In normal times the composers of speeches from the throne are accustomed to describe the relations between their own and foreign countries as "friendly." When the relations are not friendly, yet not the opposite, they are usually registered on the political barometer as "correct." The attitude on both sides is formal, rigorously polite, reserved; such as would become a pair of people who had once been at feud and after their quarrel had been fought out agreed, if only for the sake of appearances, to show no outward animosity, but on the other hand not give an inch of way. The position of France and Germany is "correct"; it has never been friendly since 1870; and it must be many a long year before it can be friendly again. Apart from the difference between the Latin and Teutonic temperaments, apart from the legacy of hate left in Germany against France by the sufferings and humiliations the great Napoleon caused her, apart from the fact that one people is republican and the other monarchical, there is always one thing that will prevent reconciliation—the loss by France of the fair provinces Alsace and Lorraine.

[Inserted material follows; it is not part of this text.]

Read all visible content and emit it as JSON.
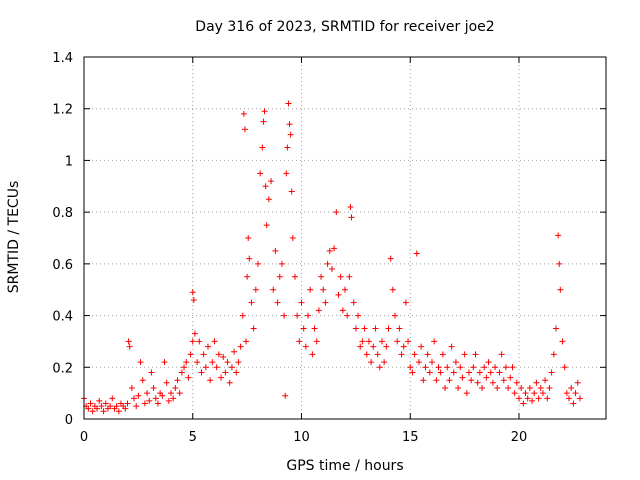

It is of no use for Germany to remind France that up to the Peace of Westphalia in 1648 this territory belonged to Germany, or rather to what then was known by that name. It was useless as well as ungracious for Bismarck to tell France to seek compensation in Africa for what she had lost in Europe. Like Rachel mourning for her children, France will not be comforted; and now, as from the heavy hour in which she lost the provinces, she grieves over the memory of them and nurses the hope, still mingled with hate, of one glorious day regaining them. There are sanguine spirits who assert that the old feeling is dying out, and the German Government studiously encourages that view. It may be so; time is having its obliterating effects; and in externals at least the Germanization of the provinces is slowly making progress. Still the wound is deep, and there seems no prospect of its healing.